Editor’s Note: The NYU Law Program on Corporate Compliance and Enforcement (PCCE) is following the recent U.S. Supreme Court decisions in Percoco v. United States and Ciminelli v. United States, which narrow the scope of honest services fraud and eliminate the so-called “Right to Control” theory in federal fraud cases, respectively. Together, these two cases continue a trend of circumscribing the federal government’s ability to prosecute domestic public corruption in the United States. 

by Thomas H. Dupree Jr., Bradley J. Hamburger, Allyson N. Ho, Brad G. Hubbard, Lucas C. Townsend, and Julian W. Poon

Photos of the authors

Top row from left to right: Thomas H. Dupree Jr., Bradley J. Hamburger, and Allyson N. Ho. Bottom row from left to right: Brad G. Hubbard, Lucas C. Townsend, and Julian W. Poon. (Photos courtesy of Gibson, Dunn & Crutcher LLP)

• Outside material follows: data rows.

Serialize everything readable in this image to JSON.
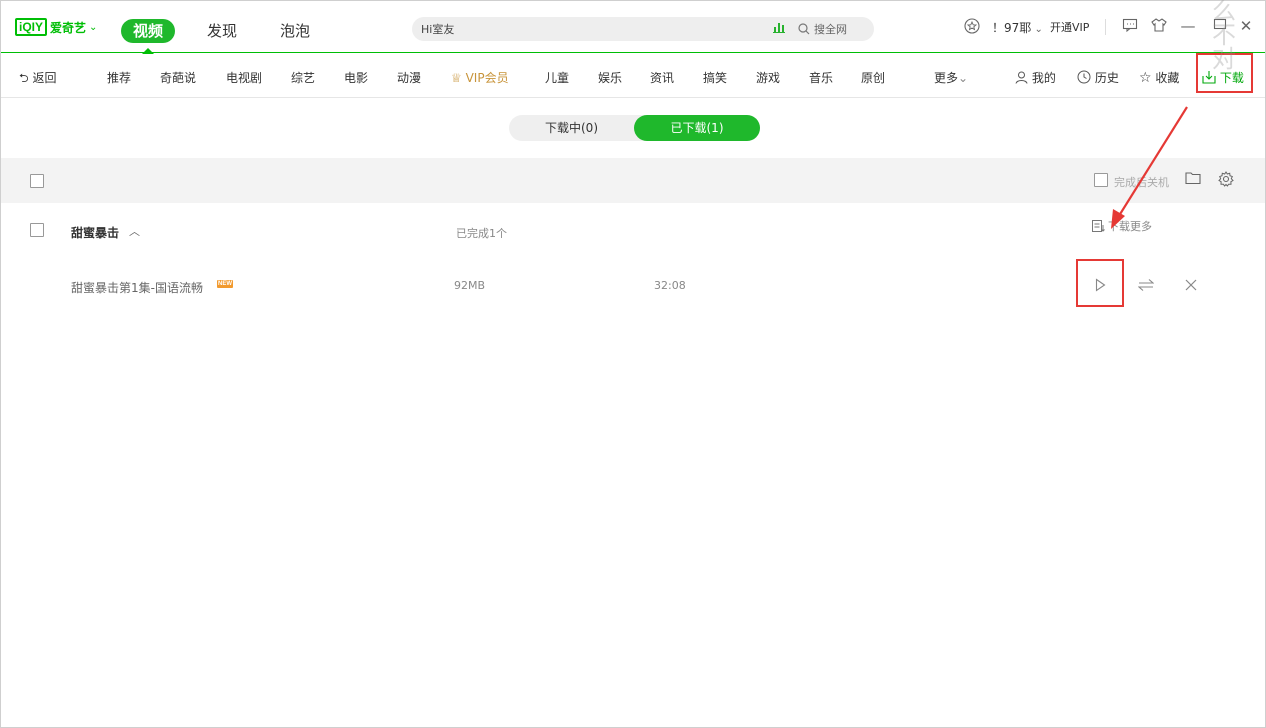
{
  "logo": {
    "mark": "iQIY",
    "text": "爱奇艺"
  },
  "top_tabs": [
    {
      "label": "视频",
      "active": true
    },
    {
      "label": "发现"
    },
    {
      "label": "泡泡"
    }
  ],
  "search": {
    "placeholder": "Hi室友",
    "button": "搜全网"
  },
  "user": {
    "name": "！97耶",
    "vip": "开通VIP"
  },
  "nav": {
    "back": "返回",
    "items": [
      "推荐",
      "奇葩说",
      "电视剧",
      "综艺",
      "电影",
      "动漫",
      "VIP会员",
      "儿童",
      "娱乐",
      "资讯",
      "搞笑",
      "游戏",
      "音乐",
      "原创"
    ],
    "more": "更多",
    "mine": "我的",
    "history": "历史",
    "favorites": "收藏",
    "download": "下载"
  },
  "segment": {
    "downloading": "下载中(0)",
    "downloaded": "已下载(1)"
  },
  "toolbar": {
    "shutdown_label": "完成后关机"
  },
  "group": {
    "title": "甜蜜暴击",
    "status": "已完成1个",
    "more": "下载更多"
  },
  "rows": [
    {
      "name": "甜蜜暴击第1集-国语流畅",
      "badge": "NEW",
      "size": "92MB",
      "duration": "32:08"
    }
  ],
  "watermark": "么不对",
  "colors": {
    "accent": "#00be06",
    "annotation": "#e53935",
    "vip": "#c8943a"
  },
  "icons": {
    "search": "search-icon",
    "chart": "hot-chart-icon",
    "coin": "coin-icon",
    "message": "message-icon",
    "skin": "skin-icon",
    "minimize": "minimize-icon",
    "maximize": "maximize-icon",
    "close": "close-icon",
    "folder": "folder-icon",
    "settings": "gear-icon",
    "play": "play-icon",
    "transfer": "transfer-icon",
    "delete": "delete-icon"
  }
}
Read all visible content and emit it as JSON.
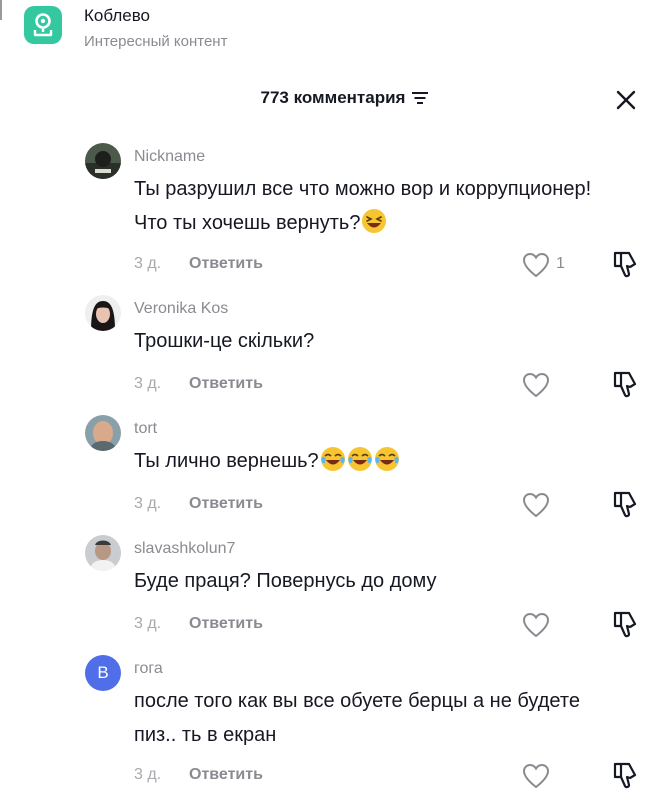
{
  "app": {
    "title": "Коблево",
    "subtitle": "Интересный контент",
    "logo_icon": "map-pin-icon",
    "accent": "#33c8a0"
  },
  "header": {
    "comment_count": "773 комментария",
    "filter_icon": "filter-lines-icon",
    "close_icon": "close-icon"
  },
  "comments": [
    {
      "username": "Nickname",
      "text": "Ты разрушил все что можно вор и коррупционер! Что ты хочешь вернуть?",
      "emoji": [
        "laughing-squint-emoji"
      ],
      "time": "3 д.",
      "reply_label": "Ответить",
      "likes": "1",
      "avatar_color": "#3a4a3a"
    },
    {
      "username": "Veronika Kos",
      "text": "Трошки-це скільки?",
      "emoji": [],
      "time": "3 д.",
      "reply_label": "Ответить",
      "likes": "",
      "avatar_color": "#1e1a1e"
    },
    {
      "username": "tort",
      "text": "Ты лично вернешь?",
      "emoji": [
        "tears-of-joy-emoji",
        "tears-of-joy-emoji",
        "tears-of-joy-emoji"
      ],
      "time": "3 д.",
      "reply_label": "Ответить",
      "likes": "",
      "avatar_color": "#9a8070"
    },
    {
      "username": "slavashkolun7",
      "text": "Буде праця? Повернусь до дому",
      "emoji": [],
      "time": "3 д.",
      "reply_label": "Ответить",
      "likes": "",
      "avatar_color": "#8a8e94"
    },
    {
      "username": "гога",
      "text": "после того как вы все обуете берцы а не будете пиз.. ть в екран",
      "emoji": [],
      "time": "3 д.",
      "reply_label": "Ответить",
      "likes": "",
      "avatar_letter": "В",
      "avatar_color": "#4f6ee8"
    }
  ]
}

“‘[T]he intangible right of honest services’ codified in § 1346 plainly does not extend a duty to the public to all private persons.” – Justice Alito, writing for the Court

The Supreme Court overturned a wire fraud conviction based on an honest-services theory. The Court reasoned that while such a theory can potentially cover private persons, it does not extend to all private persons. The jury instructions given in this case were too vague because they failed to define the intangible right to honest services with sufficient definiteness.